El maíz enfrenta presión internacional, pero mantiene señales de fortaleza en el mercado local
El mercado de maíz transitó una semana condicionada por las perspectivas productivas en Estados Unidos y Sudamérica. Los futuros en Chicago cerraron con pérdidas y alcanzaron los valores más bajos desde enero de 2026, reflejando la expectativa de una oferta abundante en los principales países productores.
De acuerdo con el informe semanal de AZ Group, el Departamento de Agricultura de Estados Unidos (USDA) informó que la siembra de maíz 2026/27 ya cubre el 93% de la superficie prevista de 42,9 millones de hectáreas, mientras que el 67% de los cultivos presenta una condición entre buena y excelente. Aunque ese porcentaje es levemente inferior al registrado un año atrás, sigue mostrando un escenario productivo favorable.
A este contexto se suma el avance de la cosecha de maíz safrinha en Brasil. El Instituto Mato-grossense de Economía Agropecuaria (IMEA) indicó que las tareas de recolección avanzan sobre el 1,9% del área apta, por encima del 0,9% registrado a igual momento del ciclo anterior. La combinación de una amplia oferta estadounidense y una cosecha brasileña en marcha continúa ejerciendo presión sobre las cotizaciones internacionales.

Argentina avanza con una cosecha que apunta a un gran volumen
Mientras el mercado internacional observa la evolución de la campaña norteamericana, en Argentina la cosecha continúa mostrando resultados positivos. Según la Bolsa de Cereales de Buenos Aires (BCBA), la recolección del cereal ya cubre el 40,6% de las 8,4 millones de hectáreas implantadas, con un rendimiento promedio nacional de 82,7 quintales por hectárea. La producción estimada se mantiene en 64 millones de toneladas, una cifra que posiciona a la campaña entre las más importantes de los últimos años.
El volumen proyectado también se refleja en las expectativas comerciales. El informe señala que para la campaña 2025/26 se prevé una producción de 59,2 millones de toneladas, frente a las 51,8 millones del ciclo previo. A su vez, el potencial exportador se estima en 31,5 millones de toneladas, superando levemente las 30,5 millones alcanzadas en la campaña anterior.
Sin embargo, el ritmo de comercialización muestra cierta cautela. Las compras de la exportación alcanzan 26,2 millones de toneladas, equivalentes al 47% de la producción proyectada, mientras que el volumen vendido con precio representa el 36% del total esperado. Estos números se ubican por debajo de los registros observados a la misma altura del ciclo anterior.
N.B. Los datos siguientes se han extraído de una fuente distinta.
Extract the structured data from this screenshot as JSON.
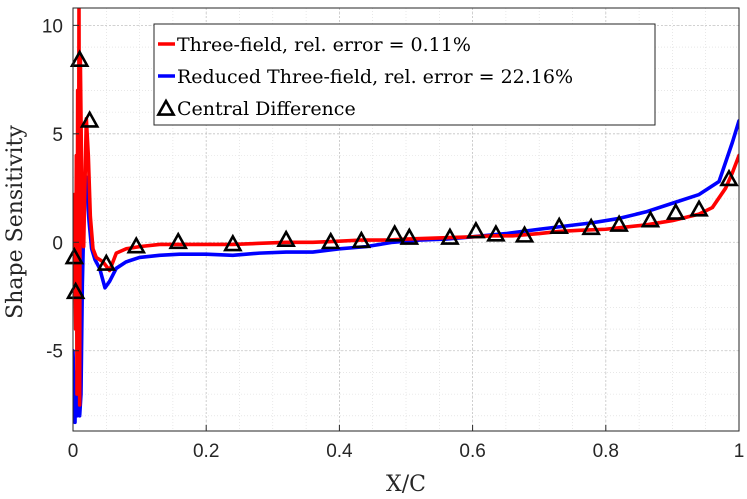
{
  "chart_data": {
    "type": "line",
    "xlabel": "X/C",
    "ylabel": "Shape Sensitivity",
    "xlim": [
      0,
      1
    ],
    "ylim": [
      -8.7,
      10.8
    ],
    "xticks": [
      0,
      0.2,
      0.4,
      0.6,
      0.8,
      1
    ],
    "xtick_labels": [
      "0",
      "0.2",
      "0.4",
      "0.6",
      "0.8",
      "1"
    ],
    "yticks": [
      -5,
      0,
      5,
      10
    ],
    "ytick_labels": [
      "-5",
      "0",
      "5",
      "10"
    ],
    "grid": true,
    "minor_grid": true,
    "legend_position": "top-center",
    "series": [
      {
        "name": "Three-field, rel. error = 0.11%",
        "color": "#ff0000",
        "style": "line",
        "x": [
          0,
          0.002,
          0.004,
          0.005,
          0.006,
          0.007,
          0.008,
          0.009,
          0.01,
          0.011,
          0.013,
          0.016,
          0.02,
          0.023,
          0.026,
          0.03,
          0.035,
          0.045,
          0.055,
          0.065,
          0.08,
          0.1,
          0.13,
          0.16,
          0.2,
          0.24,
          0.28,
          0.32,
          0.36,
          0.4,
          0.43,
          0.47,
          0.5,
          0.55,
          0.6,
          0.63,
          0.66,
          0.7,
          0.73,
          0.76,
          0.8,
          0.83,
          0.86,
          0.9,
          0.94,
          0.96,
          0.98,
          0.99,
          1
        ],
        "y": [
          -0.5,
          2.2,
          -4,
          4,
          -7,
          7,
          -6,
          10.8,
          -7.5,
          8.5,
          3,
          -0.2,
          5.7,
          4,
          1.2,
          -0.3,
          -0.7,
          -0.9,
          -1.3,
          -0.5,
          -0.3,
          -0.2,
          -0.1,
          -0.1,
          -0.1,
          -0.1,
          -0.05,
          0,
          0,
          0.05,
          0.1,
          0.1,
          0.15,
          0.2,
          0.25,
          0.3,
          0.3,
          0.4,
          0.5,
          0.55,
          0.6,
          0.7,
          0.8,
          1.0,
          1.3,
          1.6,
          2.5,
          3.2,
          4.0
        ]
      },
      {
        "name": "Reduced Three-field, rel. error = 22.16%",
        "color": "#0000ff",
        "style": "line",
        "x": [
          0,
          0.003,
          0.004,
          0.006,
          0.008,
          0.01,
          0.012,
          0.014,
          0.017,
          0.02,
          0.024,
          0.028,
          0.033,
          0.04,
          0.048,
          0.055,
          0.065,
          0.08,
          0.1,
          0.13,
          0.16,
          0.2,
          0.24,
          0.28,
          0.32,
          0.36,
          0.4,
          0.44,
          0.48,
          0.52,
          0.56,
          0.6,
          0.65,
          0.7,
          0.74,
          0.78,
          0.82,
          0.86,
          0.9,
          0.94,
          0.97,
          0.99,
          1
        ],
        "y": [
          -5,
          -8.3,
          -6,
          -8,
          -4,
          -8,
          -7,
          -2,
          2,
          3,
          1,
          -0.3,
          -0.8,
          -1.2,
          -2.1,
          -1.8,
          -1.2,
          -0.9,
          -0.7,
          -0.6,
          -0.55,
          -0.55,
          -0.6,
          -0.5,
          -0.45,
          -0.45,
          -0.3,
          -0.2,
          0,
          0.1,
          0.15,
          0.25,
          0.4,
          0.6,
          0.75,
          0.9,
          1.1,
          1.4,
          1.8,
          2.2,
          2.8,
          4.6,
          5.6
        ]
      },
      {
        "name": "Central Difference",
        "color": "#000000",
        "style": "marker",
        "x": [
          0.002,
          0.004,
          0.01,
          0.025,
          0.05,
          0.095,
          0.158,
          0.24,
          0.32,
          0.387,
          0.433,
          0.483,
          0.505,
          0.566,
          0.605,
          0.635,
          0.678,
          0.73,
          0.778,
          0.82,
          0.867,
          0.905,
          0.94,
          0.985
        ],
        "y": [
          -0.7,
          -2.3,
          8.4,
          5.6,
          -1.0,
          -0.2,
          0.0,
          -0.1,
          0.1,
          0.0,
          0.05,
          0.35,
          0.2,
          0.2,
          0.5,
          0.35,
          0.3,
          0.7,
          0.65,
          0.8,
          1.0,
          1.35,
          1.5,
          2.9
        ]
      }
    ]
  }
}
Los precios locales conservan un diferencial positivo
Pese al retroceso observado en los mercados internacionales, el maíz argentino continúa mostrando valores internos relativamente sostenidos. El informe destaca que el precio FOB disponible se ubica en US$ 195 por tonelada, mientras que el FOB para julio alcanza los US$ 196.
En el mercado doméstico, el FAS teórico para el disponible se calcula en US$ 170,2 por tonelada, pero las operaciones muestran un valor de referencia cercano a US$ 180, generando un diferencial positivo de casi US$ 10 por tonelada respecto de la capacidad teórica de pago de la exportación. Para la posición julio ocurre una situación similar, con un premio superior a US$ 7 por tonelada.
Esta situación refleja que, a pesar de la presión bajista proveniente del mercado externo, la demanda local continúa ofreciendo incentivos para captar mercadería, sosteniendo los precios por encima de los niveles teóricos.

Un mercado atento a la oferta global
La evolución del maíz durante las próximas semanas dependerá en gran medida de lo que ocurra en el hemisferio norte. El avance de la siembra estadounidense y las condiciones climáticas serán determinantes para confirmar si las expectativas de una gran cosecha se transforman efectivamente en producción.
Mientras tanto, Argentina avanza hacia una campaña de elevado volumen y mantiene una posición exportadora relevante. Sin embargo, la abundante oferta global limita las posibilidades de recuperación de precios, por lo que productores y operadores siguen de cerca cada dato productivo que llega desde Estados Unidos y Brasil. Como señala el informe semanal de AZ Group, el mercado continúa encontrando sostén en la demanda local, aunque el escenario internacional sigue siendo el principal factor que condiciona la evolución del maíz.